Вернувшись с прогулки, я написала Иришке сообщение: «Ты скоро вернешься? Нам срочно нужно переговорить». Затем, открыв блокнот, я стала вносить номера с листа, что мне вчера дала Наталья Машкова, и подписала каждый контакт. Теперь все четыре контакта ближнего круга Элеоноры Гальпериной надежно сохранены в моем телефоне и блокноте. Люблю, когда все последовательно и аккуратно зафиксировано, когда информация структурирована и надежно сохранена в нескольких местах, так ее проще анализировать.

Сперва я решила позвонить Татьяне Ивановне Гальпериной, матери Элеоноры. Мы договорились о встрече на завтра в первой половине дня. Анюта Резова тоже согласилась навстречу завтра, но ближе к вечеру, уже после окончания рабочего дня мужа.

Пришло сообщение от Иришки: «Приезжаю сегодня. Давай сегодня вечером встретимся. Приезжай ко мне после семи».

***

Вечером мы сидели у Иришки на кухне, и пили чай с бутербродами. Иришка сетовала, что ничего не успела приготовить.

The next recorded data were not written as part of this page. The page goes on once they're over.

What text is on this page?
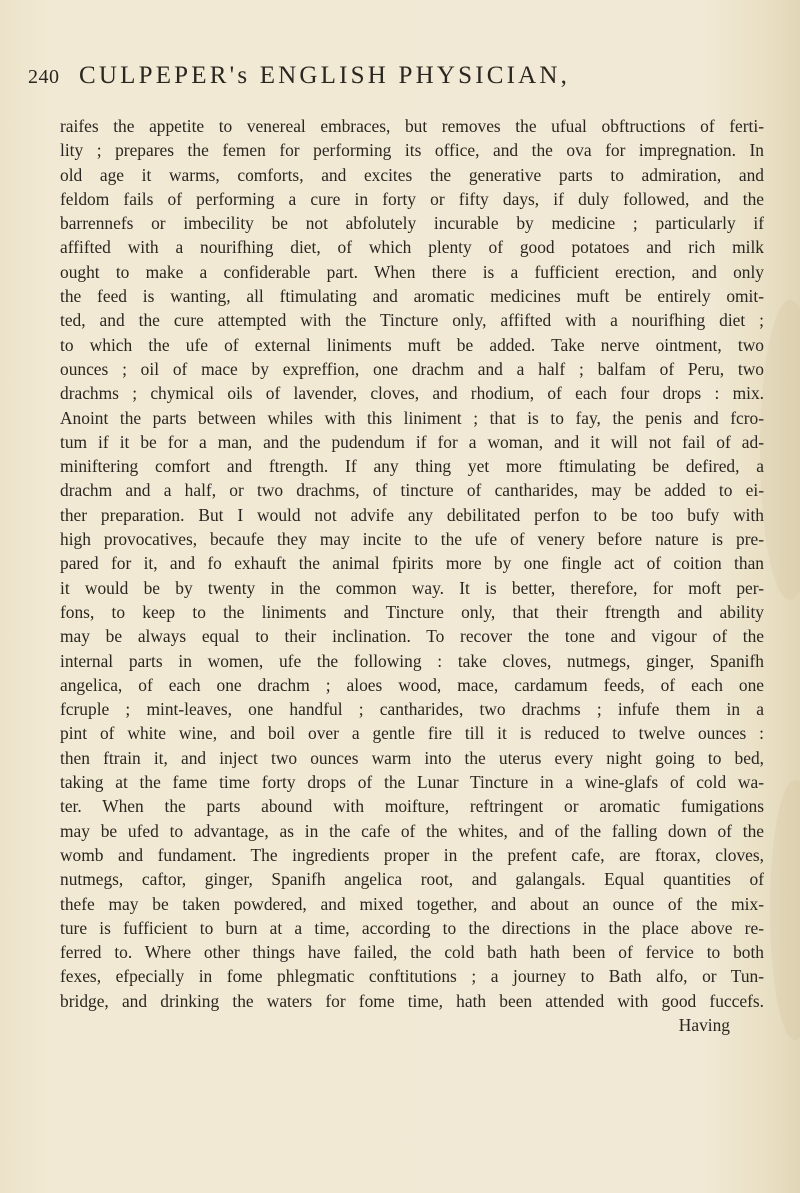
240 CULPEPER's ENGLISH PHYSICIAN,
raifes the appetite to venereal embraces, but removes the ufual obftructions of ferti-
lity ; prepares the femen for performing its office, and the ova for impregnation. In
old age it warms, comforts, and excites the generative parts to admiration, and
feldom fails of performing a cure in forty or fifty days, if duly followed, and the
barrennefs or imbecility be not abfolutely incurable by medicine ; particularly if
affifted with a nourifhing diet, of which plenty of good potatoes and rich milk
ought to make a confiderable part. When there is a fufficient erection, and only
the feed is wanting, all ftimulating and aromatic medicines muft be entirely omit-
ted, and the cure attempted with the Tincture only, affifted with a nourifhing diet ;
to which the ufe of external liniments muft be added. Take nerve ointment, two
ounces ; oil of mace by expreffion, one drachm and a half ; balfam of Peru, two
drachms ; chymical oils of lavender, cloves, and rhodium, of each four drops : mix.
Anoint the parts between whiles with this liniment ; that is to fay, the penis and fcro-
tum if it be for a man, and the pudendum if for a woman, and it will not fail of ad-
miniftering comfort and ftrength. If any thing yet more ftimulating be defired, a
drachm and a half, or two drachms, of tincture of cantharides, may be added to ei-
ther preparation. But I would not advife any debilitated perfon to be too bufy with
high provocatives, becaufe they may incite to the ufe of venery before nature is pre-
pared for it, and fo exhauft the animal fpirits more by one fingle act of coition than
it would be by twenty in the common way. It is better, therefore, for moft per-
fons, to keep to the liniments and Tincture only, that their ftrength and ability
may be always equal to their inclination. To recover the tone and vigour of the
internal parts in women, ufe the following : take cloves, nutmegs, ginger, Spanifh
angelica, of each one drachm ; aloes wood, mace, cardamum feeds, of each one
fcruple ; mint-leaves, one handful ; cantharides, two drachms ; infufe them in a
pint of white wine, and boil over a gentle fire till it is reduced to twelve ounces :
then ftrain it, and inject two ounces warm into the uterus every night going to bed,
taking at the fame time forty drops of the Lunar Tincture in a wine-glafs of cold wa-
ter. When the parts abound with moifture, reftringent or aromatic fumigations
may be ufed to advantage, as in the cafe of the whites, and of the falling down of the
womb and fundament. The ingredients proper in the prefent cafe, are ftorax, cloves,
nutmegs, caftor, ginger, Spanifh angelica root, and galangals. Equal quantities of
thefe may be taken powdered, and mixed together, and about an ounce of the mix-
ture is fufficient to burn at a time, according to the directions in the place above re-
ferred to. Where other things have failed, the cold bath hath been of fervice to both
fexes, efpecially in fome phlegmatic conftitutions ; a journey to Bath alfo, or Tun-
bridge, and drinking the waters for fome time, hath been attended with good fuccefs.
Having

– Как командировка? – спросила я, прерывая ее сожаления.

– Удачно. Хорошие снимки получились. Осталось только немного подретушировать. Люблю, когда снимки не требуют доработки. Ты лучше расскажи, как устроилась? Как Ольга? Она вчера написала, что ты уже нашла подходящее жилье.

– Все хорошо. Я сняла подходящую для нас с Салли квартиру. Приходи проведать нас, посмотришь, как мы устроились. Ольга помогла вчера перевезти вещи. Она очень гостеприимная, кормила меня разными вкусностями. Спасибо тебе за заботу. А то пришлось бы подыскивать комнату в хостеле, – улыбнулась я.

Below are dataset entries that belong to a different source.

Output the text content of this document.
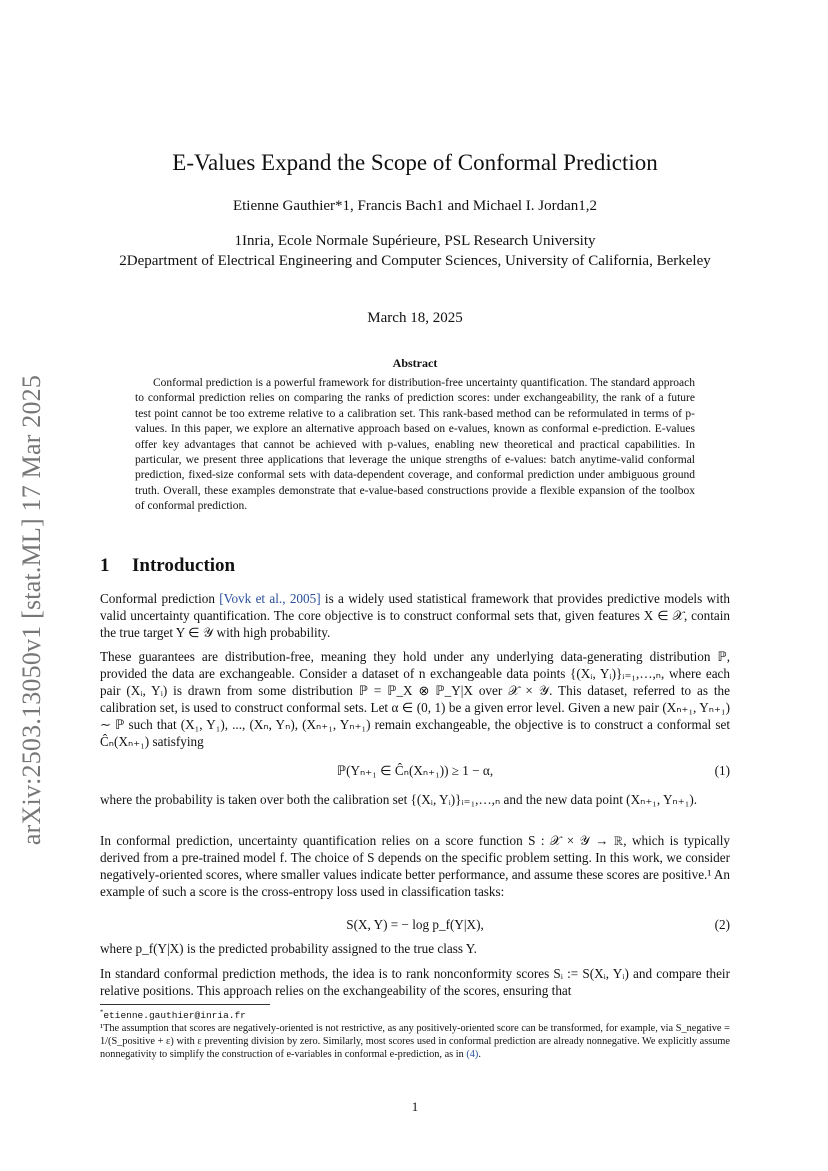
arXiv:2503.13050v1 [stat.ML] 17 Mar 2025
E-Values Expand the Scope of Conformal Prediction
Etienne Gauthier*1, Francis Bach1 and Michael I. Jordan1,2
1Inria, Ecole Normale Supérieure, PSL Research University
2Department of Electrical Engineering and Computer Sciences, University of California, Berkeley
March 18, 2025
Abstract
Conformal prediction is a powerful framework for distribution-free uncertainty quantification. The standard approach to conformal prediction relies on comparing the ranks of prediction scores: under exchangeability, the rank of a future test point cannot be too extreme relative to a calibration set. This rank-based method can be reformulated in terms of p-values. In this paper, we explore an alternative approach based on e-values, known as conformal e-prediction. E-values offer key advantages that cannot be achieved with p-values, enabling new theoretical and practical capabilities. In particular, we present three applications that leverage the unique strengths of e-values: batch anytime-valid conformal prediction, fixed-size conformal sets with data-dependent coverage, and conformal prediction under ambiguous ground truth. Overall, these examples demonstrate that e-value-based constructions provide a flexible expansion of the toolbox of conformal prediction.
1 Introduction
Conformal prediction [Vovk et al., 2005] is a widely used statistical framework that provides predictive models with valid uncertainty quantification. The core objective is to construct conformal sets that, given features X ∈ 𝒳, contain the true target Y ∈ 𝒴 with high probability.
These guarantees are distribution-free, meaning they hold under any underlying data-generating distribution ℙ, provided the data are exchangeable. Consider a dataset of n exchangeable data points {(Xᵢ, Yᵢ)}ᵢ₌₁,…,ₙ, where each pair (Xᵢ, Yᵢ) is drawn from some distribution ℙ = ℙ_X ⊗ ℙ_Y|X over 𝒳 × 𝒴. This dataset, referred to as the calibration set, is used to construct conformal sets. Let α ∈ (0, 1) be a given error level. Given a new pair (Xₙ₊₁, Yₙ₊₁) ∼ ℙ such that (X₁, Y₁), ..., (Xₙ, Yₙ), (Xₙ₊₁, Yₙ₊₁) remain exchangeable, the objective is to construct a conformal set Ĉₙ(Xₙ₊₁) satisfying
ℙ(Yₙ₊₁ ∈ Ĉₙ(Xₙ₊₁)) ≥ 1 − α,	(1)
where the probability is taken over both the calibration set {(Xᵢ, Yᵢ)}ᵢ₌₁,…,ₙ and the new data point (Xₙ₊₁, Yₙ₊₁).
In conformal prediction, uncertainty quantification relies on a score function S : 𝒳 × 𝒴 → ℝ, which is typically derived from a pre-trained model f. The choice of S depends on the specific problem setting. In this work, we consider negatively-oriented scores, where smaller values indicate better performance, and assume these scores are positive.¹ An example of such a score is the cross-entropy loss used in classification tasks:
S(X, Y) = − log p_f(Y|X),	(2)
where p_f(Y|X) is the predicted probability assigned to the true class Y.
In standard conformal prediction methods, the idea is to rank nonconformity scores Sᵢ := S(Xᵢ, Yᵢ) and compare their relative positions. This approach relies on the exchangeability of the scores, ensuring that
*etienne.gauthier@inria.fr
¹The assumption that scores are negatively-oriented is not restrictive, as any positively-oriented score can be transformed, for example, via S_negative = 1/(S_positive + ε) with ε preventing division by zero. Similarly, most scores used in conformal prediction are already nonnegative. We explicitly assume nonnegativity to simplify the construction of e-variables in conformal e-prediction, as in (4).
1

– Ольга всегда хорошо готовит. Что, правда, то, правда.

– Я встретилась с руководителем поискового отряда. Она мне дала список ближнего круга Элеоноры и список их телефонов. – Я протянула листок Иришке и продолжила. – Наталья рассказала мне, какие поисковые операции проводились,и посвятила в основные детали дела. Я созвонилась с Татьяной Ивановной, мамой Элеоноры, и ее подругой, Анютой Резовой. Обе они завтра согласились на встречу. Маловат у Элеоноры список близких ей людей, ты не находишь?

Иришка положила листок на стол, подошла к окну. Поняв, что я не дождусь от нее ответа на свой вопрос, я продолжила:

– Наталья как-то нелестно отозвалась о Евгении Савиновом. Сказала, что он отказывается от всяческих расспросов об Элеоноре. Я пока даже не стала пытаться установить с ним контакт. Ты знакома с ним лично? Что он за человек? – я пыталась вывести Иришку на разговор.

– Я знакома почти со всей труппой театра. Фотографируя людей для постановочных фото, все время взаимодействуешь с ними. Удачные кадры редко получаются сами собой.

Иришка продолжала вглядываться вдаль. Я понимала, что она пытается уйти от ответа, но продолжать поиски, не понимая главного мотива заказчика, я не видела смысла, и сделала то, что ранее никогда не позволила в отношении Иришки.

– А Виктория Тарасова тебе знакома?

– Ольга, ну конечно! Она только и выискивает тех редких экземпляров, кто еще не в курсе моих злодеяний.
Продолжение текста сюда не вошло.